American intervention should be non-violent and geared toward extinguishing rather than adding to the horrific extent of killing and destroying. As Joint Chiefs of Staff Chairman Martin Dempsey has stated, the way to move forward is not military force: Costs and risks of unintended consequences dramatically outweigh possible benefits. Instead, the U.S. must engage all relevant stakeholders who have potential leverage with Syria's president - and not least those stakeholders include Iran, Hezbollah, Lebanon, the Arab League and the Organization of Islamic Cooperation.
The U.S. should convene an emergency summit of regional heads of state, including Iran, Jordan and Turkey, joined by the United States, France, Russia and the United Kingdom, to negotiate a way forward that can end the bloodletting, gain unrestricted humanitarian access, and forge steps for a negotiated political settlement.
The U.S. must lead new efforts to restrict the flow of weapons to all parties of the conflict.
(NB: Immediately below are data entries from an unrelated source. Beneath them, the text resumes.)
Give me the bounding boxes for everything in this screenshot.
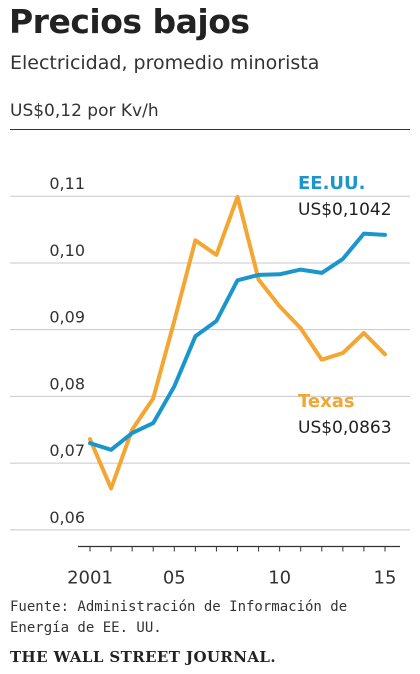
y-tick-label: 0,08 [49, 374, 85, 393]
series-name-label-us: EE.UU. [298, 173, 366, 194]
y-axis-unit-label: US$0,12 por Kv/h [10, 101, 159, 121]
series-value-label-texas: US$0,0863 [298, 418, 392, 438]
x-tick-label: 2001 [67, 568, 113, 589]
y-tick-label: 0,10 [49, 241, 85, 260]
y-tick-label: 0,07 [49, 441, 85, 460]
series-value-label-us: US$0,1042 [298, 200, 392, 220]
series-line-texas [88, 194, 387, 491]
x-tick-label: 15 [374, 568, 397, 589]
chart-title: Precios bajos [9, 2, 250, 41]
series-name-label-texas: Texas [298, 391, 355, 412]
source-note: Fuente: Administración de Información de… [10, 599, 348, 636]
x-tick-label: 10 [268, 568, 291, 589]
y-tick-label: 0,06 [49, 508, 85, 527]
publisher-logo: THE WALL STREET JOURNAL. [10, 648, 276, 666]
chart-subtitle: Electricidad, promedio minorista [10, 52, 320, 74]
y-tick-label: 0,11 [49, 174, 85, 193]
y-tick-label: 0,09 [49, 308, 85, 327]
x-tick-label: 05 [163, 568, 186, 589]
series-line-us [88, 231, 387, 452]
line-chart: 0,06 0,07 0,08 0,09 0,10 0,11 2001 05 10 15 EE.UU.… [10, 129, 410, 589]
Cutting off military supplies could significantly slow the killing. And again, less killing, less destruction - not more - is what Syrians need.
We must press the United Nations Security Council to ask the International Criminal Court to investigate war crimes in Syria. Arresting war criminals costs less than any form of intervention. Once indicted, actors such as Assad can be arrested if they travel elsewhere, a prospect that decreases pressure we would feel to intervene violently and broadens diplomatic options.
And we certainly must increase and better allocate humanitarian funds to address refugee flows within Syria and into neighboring Iraq, Jordan, Turkey and Lebanon, whose resources are so stressed.
War is no solution and no help. The human race needs nations such as the U.S. to help lead the world out of the ridiculous logic that says humanity needs “good guys” to go on killing sprees that show the world how “bad guys” (who go on killing sprees) don't deserve to live.
Too much is at stake here. Expenditures that we can scarcely afford anyway should obviously be the kind that will (and will at much smaller cost!) decrease and not increase the numbers of widows and widowers burying their spouses, orphans burying their parents, and parents burying their children.
We must lead toward a new hope for our war-ravaged world and not do the eternal return of killing to oppose killing.